- 11 Settembre 2025
- Marchi
- Ercole Bonini
La recente decisione del Consiglio di Stato sul marchio “Festival di Sanremo” ha riportato l’attenzione su un aspetto spesso trascurato nel dibattito pubblico e anche in molte prassi operative: la distinzione giuridica tra marchio e format televisivo. Si tratta di due beni immateriali che, pur potendo coesistere e interagire in ambito mediatico, rispondono a logiche e regimi di tutela profondamente diversi.
Che cos’è un marchio e cosa si intende per format
Il marchio è un segno distintivo che serve a identificare un prodotto o un servizio, e beneficia di una tutela formale attraverso la registrazione presso gli uffici competenti, come l’UIBM, l’EUIPO o il WIPO. La sua funzione è quella di garantire l’origine e la riconoscibilità, rendendolo uno strumento fondamentale nella valorizzazione commerciale di eventi, aziende e produzioni.
Il format televisivo, al contrario, è un concetto più sfuggente dal punto di vista giuridico. Esso riguarda la struttura narrativa, l’organizzazione del contenuto e gli elementi ricorrenti che caratterizzano un programma. Non esiste un registro ufficiale per la tutela dei format, che possono essere protetti solo in via indiretta, tramite il diritto d’autore.
Il caso Sanremo: un legame storico, ma non giuridico
Nel caso specifico del Festival di Sanremo, la RAI ha sostenuto che il marchio e il format del programma fossero inscindibili, poiché l’evento è stato per decenni realizzato secondo un’impostazione televisiva elaborata internamente. Secondo questa visione, il marchio non potrebbe essere utilizzato da altri senza violare l’identità del format, e di conseguenza senza generare confusione o indurre in errore il pubblico.
Il Consiglio di Stato ha però respinto tale impostazione. I giudici hanno chiarito che il marchio “Festival di Sanremo” è riferibile all’evento musicale di titolarità del Comune e che il legame con il format televisivo, per quanto consolidato nel tempo, non determina un vincolo giuridico tra i due beni. Il marchio conserva un’identità autonoma e può essere dato in licenza anche a soggetti diversi, a condizione che ciò avvenga nel rispetto dei principi di trasparenza e concorrenza.
Le implicazioni per la gestione pubblica dei diritti IP
Questa precisazione assume un rilievo particolare per gli enti pubblici che detengono asset immateriali come marchi legati a manifestazioni culturali o sportive.
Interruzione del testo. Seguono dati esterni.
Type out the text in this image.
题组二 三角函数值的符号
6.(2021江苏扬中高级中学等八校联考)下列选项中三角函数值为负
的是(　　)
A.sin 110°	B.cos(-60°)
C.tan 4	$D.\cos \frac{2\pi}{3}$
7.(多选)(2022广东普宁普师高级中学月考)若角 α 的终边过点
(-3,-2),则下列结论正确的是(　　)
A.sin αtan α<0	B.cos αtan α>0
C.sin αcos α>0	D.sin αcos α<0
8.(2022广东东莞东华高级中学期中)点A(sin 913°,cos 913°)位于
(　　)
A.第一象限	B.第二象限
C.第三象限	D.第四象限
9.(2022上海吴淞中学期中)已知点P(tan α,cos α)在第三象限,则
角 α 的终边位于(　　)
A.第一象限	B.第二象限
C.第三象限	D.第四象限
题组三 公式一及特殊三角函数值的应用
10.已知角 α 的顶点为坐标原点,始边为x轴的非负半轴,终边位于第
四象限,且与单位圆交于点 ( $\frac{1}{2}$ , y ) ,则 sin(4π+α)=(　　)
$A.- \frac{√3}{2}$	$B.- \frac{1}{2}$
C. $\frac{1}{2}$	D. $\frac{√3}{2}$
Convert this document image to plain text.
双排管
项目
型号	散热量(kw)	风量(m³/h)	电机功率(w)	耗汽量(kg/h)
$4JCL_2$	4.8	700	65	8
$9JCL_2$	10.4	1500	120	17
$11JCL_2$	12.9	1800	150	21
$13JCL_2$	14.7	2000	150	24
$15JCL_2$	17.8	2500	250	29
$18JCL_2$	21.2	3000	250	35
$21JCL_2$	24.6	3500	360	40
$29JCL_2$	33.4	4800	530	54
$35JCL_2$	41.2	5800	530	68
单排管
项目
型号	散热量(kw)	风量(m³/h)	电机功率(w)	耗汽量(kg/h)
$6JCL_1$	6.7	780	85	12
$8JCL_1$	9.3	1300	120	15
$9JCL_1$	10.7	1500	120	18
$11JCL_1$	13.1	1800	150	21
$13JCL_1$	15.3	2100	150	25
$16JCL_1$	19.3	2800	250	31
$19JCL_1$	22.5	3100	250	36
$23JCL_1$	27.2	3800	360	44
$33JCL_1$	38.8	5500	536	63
Non è raro che, nel corso degli anni, questi beni vengano gestiti in modo informale, spesso reiterando rapporti consolidati con operatori storici. Tuttavia, la decisione del Consiglio di Stato ci ricorda che la gestione di tali diritti deve essere conforme alla disciplina sulla evidenza pubblica, e che non può fondarsi esclusivamente su prassi consolidate.
Il “contratto attivo” e l’obbligo di procedura competitiva
Un ulteriore aspetto chiarito dalla sentenza è la qualificazione della licenza del marchio come “contratto attivo”. In questo caso, il Comune non acquista un servizio, ma concede l’uso di un proprio bene immateriale ottenendone un ritorno economico. Pur essendo escluso dal campo di applicazione diretta del Codice dei contratti pubblici, questo tipo di contratto di licenza resta soggetto ai principi fondamentali di imparzialità, trasparenza e parità di trattamento. Si tratta di un passaggio importante, che rafforza l’obbligo per le amministrazioni pubbliche di valorizzare i propri diritti IP attraverso procedure competitive.
Marchio e format televisivo: diritti distinti, tutele diverse
La decisione giurisprudenziale offre quindi una base chiara per distinguere ruoli e competenze. Il Comune di Sanremo è titolare del marchio e, come tale, può disporne nell’ambito dei limiti di legge. La RAI, dal canto suo, potrà far valere eventuali diritti d’autore sul format, ma non può vantare un diritto esclusivo sull’uso del marchio.